Mitsui O.S.K. Line, known in shipping circles simply as MOL, is adding to its routes -- including one that touches the Port of Tacoma -- to reflect new realities in the auto business.
The Japanese shipping line, which made its fortune hauling Japanese-made cars from Japan to the U.S. and other countries, announced this month it will soon begin bringing cars by sea to U.S. West Coast ports from Mexican manufacturing plants. Among those ports is Tacoma.
MOL said its new route will begin in the Mexican West Coast port of Lazaro Cardenas and call on San Diego and Richmond in California, Portland and Tacoma. In Canada, the new service will call on New Westminster, B.C., near Vancouver.
At the Port of Tacoma, spokeswoman Tara Mattina said MOL hasn't yet firmed up arrangements for the new routes.
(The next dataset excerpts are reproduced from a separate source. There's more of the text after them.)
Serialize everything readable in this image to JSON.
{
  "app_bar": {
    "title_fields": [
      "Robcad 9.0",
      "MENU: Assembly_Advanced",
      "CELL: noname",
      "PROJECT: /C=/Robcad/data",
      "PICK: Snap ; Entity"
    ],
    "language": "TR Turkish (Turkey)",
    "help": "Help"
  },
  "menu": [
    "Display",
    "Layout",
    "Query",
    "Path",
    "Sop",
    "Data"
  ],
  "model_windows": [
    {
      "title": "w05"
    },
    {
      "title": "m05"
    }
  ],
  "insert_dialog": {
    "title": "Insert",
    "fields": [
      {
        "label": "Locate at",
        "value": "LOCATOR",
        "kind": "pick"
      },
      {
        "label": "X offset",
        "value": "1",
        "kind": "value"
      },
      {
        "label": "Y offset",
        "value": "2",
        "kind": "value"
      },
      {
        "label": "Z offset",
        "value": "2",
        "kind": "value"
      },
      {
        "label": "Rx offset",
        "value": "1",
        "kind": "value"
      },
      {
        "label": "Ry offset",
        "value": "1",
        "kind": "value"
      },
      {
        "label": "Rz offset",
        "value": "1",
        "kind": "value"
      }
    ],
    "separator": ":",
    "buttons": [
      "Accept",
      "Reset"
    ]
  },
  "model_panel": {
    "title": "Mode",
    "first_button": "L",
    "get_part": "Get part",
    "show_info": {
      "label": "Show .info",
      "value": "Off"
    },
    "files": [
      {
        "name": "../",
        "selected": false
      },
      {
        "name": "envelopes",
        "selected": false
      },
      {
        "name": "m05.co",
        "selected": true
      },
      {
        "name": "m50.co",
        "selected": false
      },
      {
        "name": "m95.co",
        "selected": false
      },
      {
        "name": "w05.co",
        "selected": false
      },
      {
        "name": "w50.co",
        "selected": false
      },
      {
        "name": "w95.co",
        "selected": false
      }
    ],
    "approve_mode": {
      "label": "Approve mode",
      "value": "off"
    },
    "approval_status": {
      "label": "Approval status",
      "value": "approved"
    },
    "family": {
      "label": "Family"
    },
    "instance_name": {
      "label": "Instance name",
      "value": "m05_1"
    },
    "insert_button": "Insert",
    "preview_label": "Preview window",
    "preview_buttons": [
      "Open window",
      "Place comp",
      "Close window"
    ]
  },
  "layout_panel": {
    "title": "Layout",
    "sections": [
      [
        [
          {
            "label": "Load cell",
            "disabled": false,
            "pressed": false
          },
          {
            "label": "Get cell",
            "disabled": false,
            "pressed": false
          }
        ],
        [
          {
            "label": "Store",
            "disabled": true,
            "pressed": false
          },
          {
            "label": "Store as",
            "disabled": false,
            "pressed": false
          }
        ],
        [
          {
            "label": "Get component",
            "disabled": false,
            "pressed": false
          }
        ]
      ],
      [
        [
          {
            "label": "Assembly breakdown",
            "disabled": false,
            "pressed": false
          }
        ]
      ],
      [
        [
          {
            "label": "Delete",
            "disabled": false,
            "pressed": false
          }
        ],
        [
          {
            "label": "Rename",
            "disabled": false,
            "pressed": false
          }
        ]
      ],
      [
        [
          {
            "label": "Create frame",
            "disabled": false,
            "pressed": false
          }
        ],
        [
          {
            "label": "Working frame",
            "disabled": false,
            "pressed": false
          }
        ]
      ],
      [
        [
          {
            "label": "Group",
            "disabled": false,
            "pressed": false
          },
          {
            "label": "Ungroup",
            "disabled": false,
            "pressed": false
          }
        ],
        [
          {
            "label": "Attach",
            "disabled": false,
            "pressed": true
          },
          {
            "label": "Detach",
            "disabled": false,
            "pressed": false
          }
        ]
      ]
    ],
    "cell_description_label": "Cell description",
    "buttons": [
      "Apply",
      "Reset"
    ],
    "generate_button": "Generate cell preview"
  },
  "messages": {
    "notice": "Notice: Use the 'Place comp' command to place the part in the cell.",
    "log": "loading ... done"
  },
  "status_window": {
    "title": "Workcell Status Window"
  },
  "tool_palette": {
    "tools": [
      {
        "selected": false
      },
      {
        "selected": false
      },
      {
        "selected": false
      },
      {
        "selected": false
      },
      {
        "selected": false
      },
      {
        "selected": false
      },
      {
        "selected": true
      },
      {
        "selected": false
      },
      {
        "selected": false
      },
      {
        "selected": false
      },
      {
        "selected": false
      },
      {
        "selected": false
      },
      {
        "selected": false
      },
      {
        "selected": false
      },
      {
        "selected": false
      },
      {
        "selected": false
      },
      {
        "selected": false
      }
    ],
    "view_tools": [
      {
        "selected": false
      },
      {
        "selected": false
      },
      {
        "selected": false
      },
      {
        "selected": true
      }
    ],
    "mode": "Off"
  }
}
Manufacturers Mazda and Ford are reportedly two of the manufacturers talking with MOL about using their service, she said.
Mazda already imports autos from Japan through the Port of Tacoma. Korean carmaker Kia also imports vehicles to Tacoma.
Auto Warehousing Co., a Tacoma-based auto import processing company with operations in 28 ports, would likely handle any new imports at the port.
Mexico is poised this year to become the second-largest auto exporting country to the United States, surpassing Japan. Next year, Mexico is expected to become the largest source of imported vehicles in the United States, topping Canada for that honor.
When the North American Free Trade Agreement was approved 20 years ago, Mexico was building just six percent of the vehicles built in North America. Now, nearly 20 percent of North American-built vehicles are produced in Mexico. The country will produce some three million vehicles this year.
The reason for the rise in Mexican vehicle production is mainly economic. Auto workers in Mexico make in a day about what union auto workers make in an hour in the U.S.
General Motors, Ford, Mazda and Honda have all built new final assembly plants in Mexico.